Practical Tips for Eating at Altitude
Arriving at elevation requires strategy. Cusco Peru altitude of 11,000 feet means your appetite may be suppressed, your digestion slower, and your energy unpredictable for the first 24–48 hours.
Eat light the first day—think soup, fruit, fresh juice. Caldo de Quinua. Skip heavy proteins initially. Drink coca tea (yes, it’s legal and mildly helpful) and water constantly. Avoid alcohol the first night; it’ll hit harder and dehydrate you faster.
Once acclimated (usually by day two), eat freely. The food here is designed for this elevation. Quinoa, potatoes, and slow-cooked proteins are ancestrally calibrated for high-altitude living.

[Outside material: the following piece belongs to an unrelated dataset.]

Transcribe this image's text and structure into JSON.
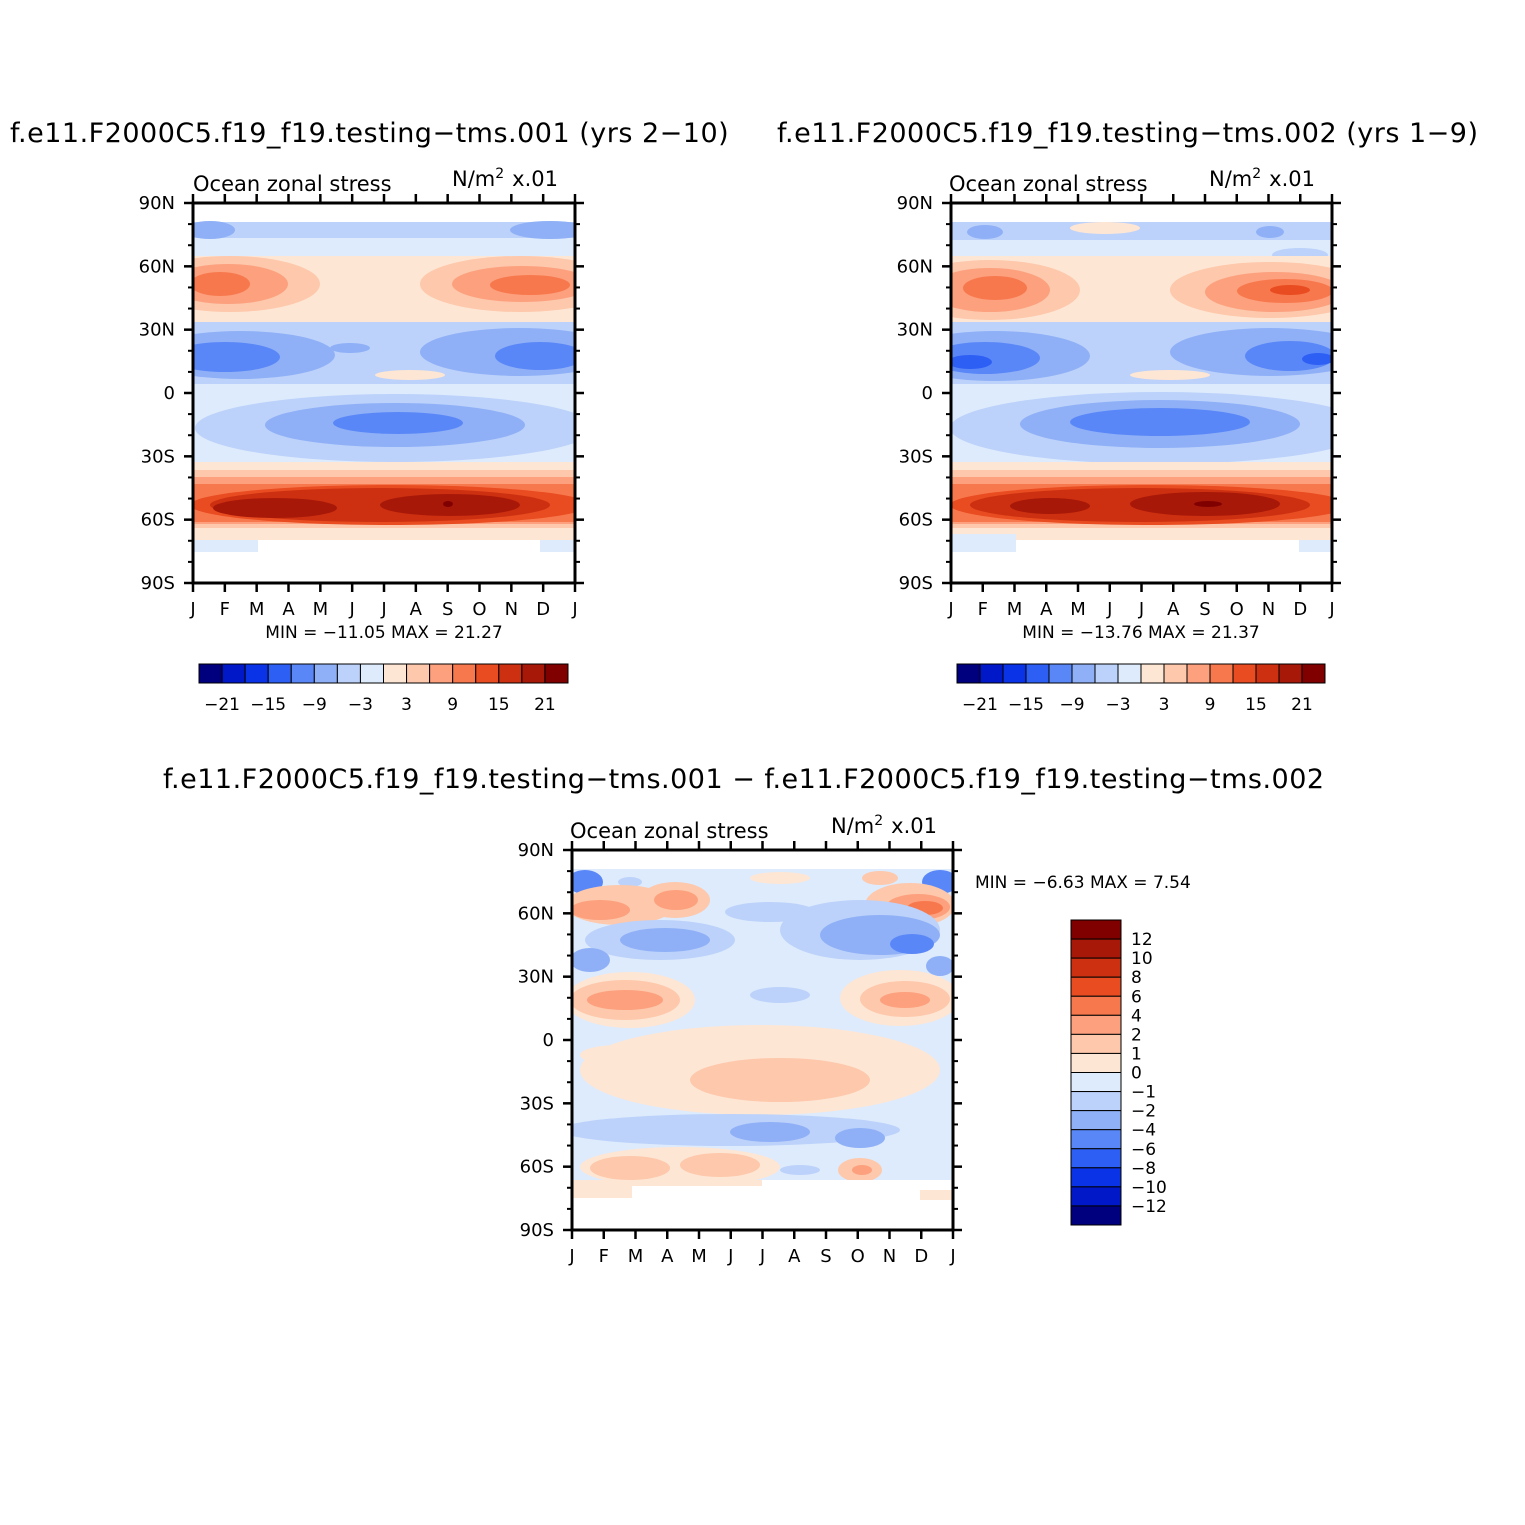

Never eat undercooked meat in markets. The comedores you choose should have high turnover—if the segundo looks like it’s been sitting, move to the next stall.
Reserve at better restaurants, especially dinner. Lunch is walk-in friendly; dinner, especially Thursday through Saturday, fills up.
Start eating early—by 7 p.m. restaurants are full, and some close by 9 p.m., earlier than Lima’s timeline. Breakfast runs 7–10 a.m.
Go to markets in the morning. Everything is fresher, vendors are chattier, and the energy is unbeatable. By 3 p.m., the best produce and prepared items are gone.
When your flight lands at Cusco airport, skip the overpriced airport restaurants and head directly into the city. By lunch, you should be at a market or a neighborhood comedor eating segundo like a local. That’s when the real Cusco food experience begins.